O canavial já está mais alto que uma pessoa; nalguns sítios já se pode tocar nas pontas da folhagem estendendo o braço por cima da vedação.

O chão do encanamento da ribeira não é terra. As canas não nascem do cimento.

A água, geralmente quase nenhuma, ainda assim vai transportando sedimentos, mais, é claro, quando a chuva tem expressão; nessas alturas disfarça as consequências das descargas do saneamento de efluentes…
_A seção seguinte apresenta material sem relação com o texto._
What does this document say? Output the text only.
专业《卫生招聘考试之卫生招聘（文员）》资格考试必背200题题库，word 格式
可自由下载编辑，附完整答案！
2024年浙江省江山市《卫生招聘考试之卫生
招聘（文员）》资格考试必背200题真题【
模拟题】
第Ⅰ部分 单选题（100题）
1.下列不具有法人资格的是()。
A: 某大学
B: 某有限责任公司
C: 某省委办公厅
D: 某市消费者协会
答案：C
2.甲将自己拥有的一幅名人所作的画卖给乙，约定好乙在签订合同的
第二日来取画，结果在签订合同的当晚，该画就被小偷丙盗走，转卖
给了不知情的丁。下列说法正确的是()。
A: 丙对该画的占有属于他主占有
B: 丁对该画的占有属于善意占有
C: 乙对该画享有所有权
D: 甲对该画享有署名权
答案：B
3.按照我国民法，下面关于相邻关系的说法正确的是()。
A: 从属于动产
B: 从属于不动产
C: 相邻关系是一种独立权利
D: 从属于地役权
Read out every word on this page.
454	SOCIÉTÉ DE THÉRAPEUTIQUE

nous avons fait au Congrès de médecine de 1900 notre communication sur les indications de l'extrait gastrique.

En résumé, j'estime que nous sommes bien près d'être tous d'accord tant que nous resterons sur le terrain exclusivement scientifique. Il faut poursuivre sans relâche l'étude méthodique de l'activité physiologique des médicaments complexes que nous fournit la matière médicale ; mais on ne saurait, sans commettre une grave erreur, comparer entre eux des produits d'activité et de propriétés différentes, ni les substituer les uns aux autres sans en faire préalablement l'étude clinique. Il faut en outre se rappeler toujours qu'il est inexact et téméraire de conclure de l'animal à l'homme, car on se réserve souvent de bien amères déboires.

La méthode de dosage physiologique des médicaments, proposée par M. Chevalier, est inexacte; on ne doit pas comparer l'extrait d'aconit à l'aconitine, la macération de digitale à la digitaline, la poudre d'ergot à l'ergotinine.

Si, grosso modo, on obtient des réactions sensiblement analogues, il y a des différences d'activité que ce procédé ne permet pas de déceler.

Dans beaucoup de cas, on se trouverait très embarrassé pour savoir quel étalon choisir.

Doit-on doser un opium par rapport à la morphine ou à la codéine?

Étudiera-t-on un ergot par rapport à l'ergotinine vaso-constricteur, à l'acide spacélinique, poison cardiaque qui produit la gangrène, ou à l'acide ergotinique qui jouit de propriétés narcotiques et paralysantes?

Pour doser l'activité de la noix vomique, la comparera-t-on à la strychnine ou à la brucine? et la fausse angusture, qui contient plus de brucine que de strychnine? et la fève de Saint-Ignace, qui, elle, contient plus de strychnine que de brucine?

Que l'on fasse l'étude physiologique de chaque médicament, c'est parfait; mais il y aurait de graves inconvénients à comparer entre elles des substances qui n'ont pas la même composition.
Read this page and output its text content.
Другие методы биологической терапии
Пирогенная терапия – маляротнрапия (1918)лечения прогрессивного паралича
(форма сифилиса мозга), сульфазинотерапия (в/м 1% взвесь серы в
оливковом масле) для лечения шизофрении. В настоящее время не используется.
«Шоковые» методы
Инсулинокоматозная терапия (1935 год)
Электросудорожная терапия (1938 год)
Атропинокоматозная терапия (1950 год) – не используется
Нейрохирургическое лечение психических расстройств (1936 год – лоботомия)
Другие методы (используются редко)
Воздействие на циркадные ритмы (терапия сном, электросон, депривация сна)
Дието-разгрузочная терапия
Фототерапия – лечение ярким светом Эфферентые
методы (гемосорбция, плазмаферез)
E a água, com maior ou menor dificuldade lá vai escorrendo, encanamento abaixo até à ponte da Avenida João Afonso Calado da Maia junto do entroncamento da Rua Poeta Ruy Belo, rua esta com edificado habitacional de ambos os lados, contornando depois a zona do Jardim Municipal onde entra no seu leito natural, o Tribunal, a Igreja Matriz e suas dependências e a residência paroquial, o Jardim de Infância da Santa Casa da Misericórdia e as instalações do CEE «O Ninho» (na margem oposta, defronte do Jardim há empresas e mais adiante uma das alas habitacionais da Rua Nova do Gato Preto), para uns 200 metros à frente ir desaguar no rio Maior. Atravessa assim boa parte da cidade.

Água parada acaba nisto, na ribeira de São Gregório.

Nesse trajeto, o canavial, mais farfalhudo nuns sítios que noutros, floresce num lodaçal de sedimentos/efluentes/lixo que vai ficando por falta de remoção periódica, transformando-se num berçário de vida, muita dela perniciosa para os humanos que habitam, estudam, trabalham ou estagiam nas margens, além de ser um foco de fedor.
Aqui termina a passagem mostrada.